Let r be the number of minutes of radio and t the number of minutes on TV.
r>2t; r<400; 15r+300t<10000 represent the constraints. In terms of effectiveness TV is 25 times more efficient than radio. Using t as the vertical axis and r as the horizontal axis, the lines t=(1/2)r, 15r+300t=10000, r=400 can be plotted. The lines t=(1/2)r and 15r+300t=10000 intersect when r<400. Substituting t=(1/2)r in the second equation we can see that 165r=10000, so r=2000/33, making t=1000/33 at the intersection. The area between the intersection of the two lines, the r axis, and the line r=400 represents where all the constraints are met.
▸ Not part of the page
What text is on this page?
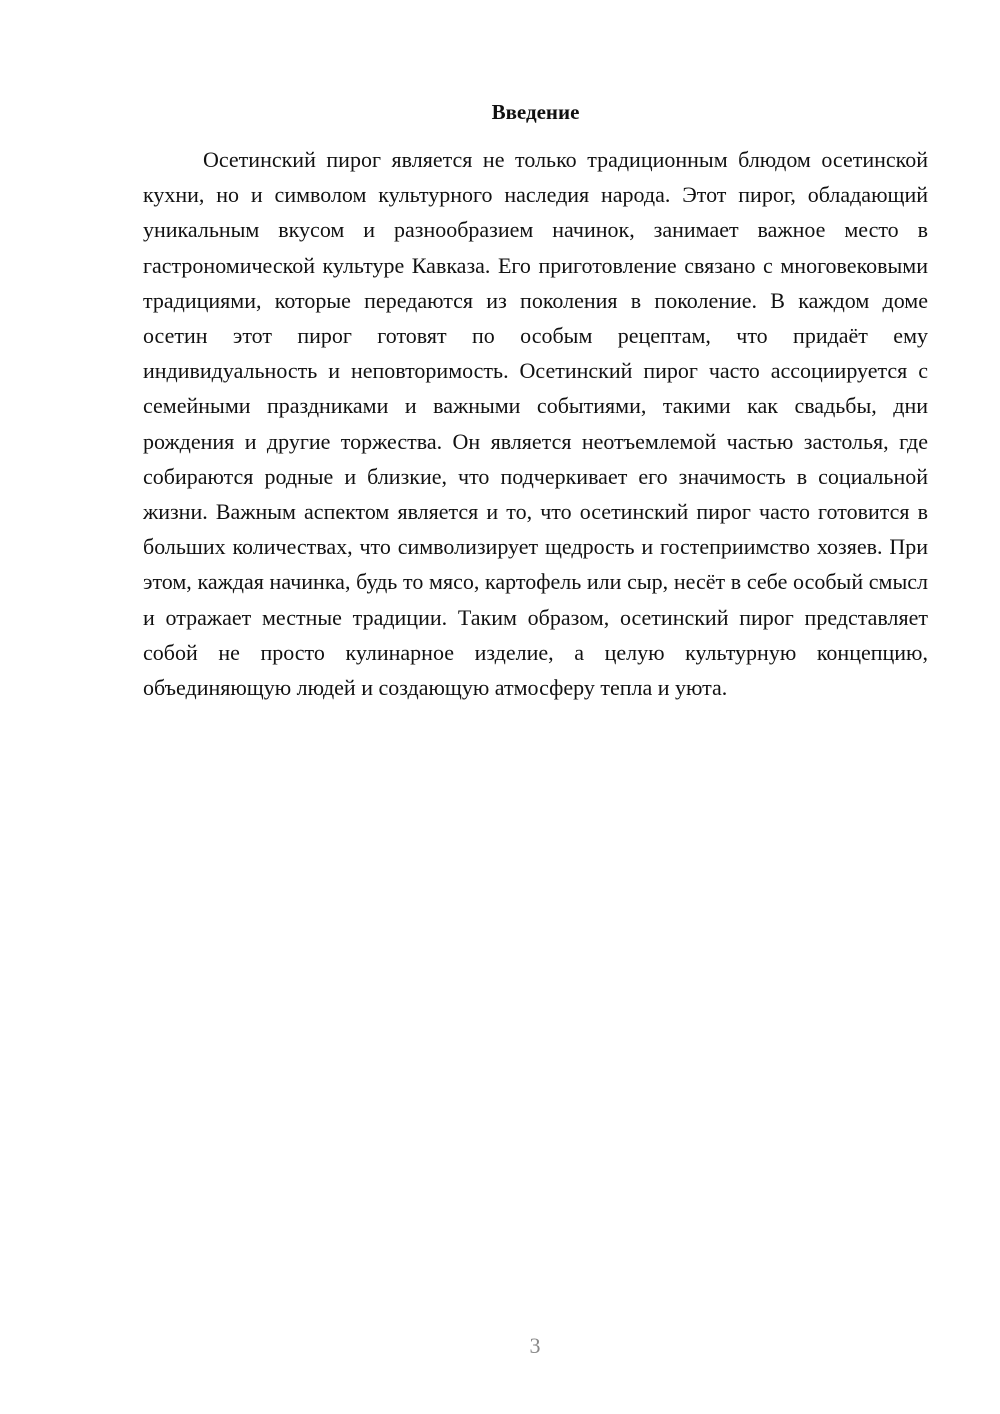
Введение

Осетинский пирог является не только традиционным блюдом осетинской кухни, но и символом культурного наследия народа. Этот пирог, обладающий уникальным вкусом и разнообразием начинок, занимает важное место в гастрономической культуре Кавказа. Его приготовление связано с многовековыми традициями, которые передаются из поколения в поколение. В каждом доме осетин этот пирог готовят по особым рецептам, что придаёт ему индивидуальность и неповторимость. Осетинский пирог часто ассоциируется с семейными праздниками и важными событиями, такими как свадьбы, дни рождения и другие торжества. Он является неотъемлемой частью застолья, где собираются родные и близкие, что подчеркивает его значимость в социальной жизни. Важным аспектом является и то, что осетинский пирог часто готовится в больших количествах, что символизирует щедрость и гостеприимство хозяев. При этом, каждая начинка, будь то мясо, картофель или сыр, несёт в себе особый смысл и отражает местные традиции. Таким образом, осетинский пирог представляет собой не просто кулинарное изделие, а целую культурную концепцию, объединяющую людей и создающую атмосферу тепла и уюта.

3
Assuming r and t to be in whole minutes, we need to find the integers closest to the intersection point within the defined area. 2000/33=60 and 1000/33=30 so the advertising cost is for 60 mins of radio and 30 mins of TV:
Cost=15*60+300*30=900+9000=9900, leaving R100 under budget. But R100 will buy a further 6 minutes of radio advertising so r=66, t=30. 66 minutes is more than twice 30 so the constraint is still valid. 30 minutes of TV advertising has an efficiency equivalent of 25*30=750 radio minutes. Add 66 minutes to this and we have 816 minutes, so the combination is worth 816 minutes of radio time.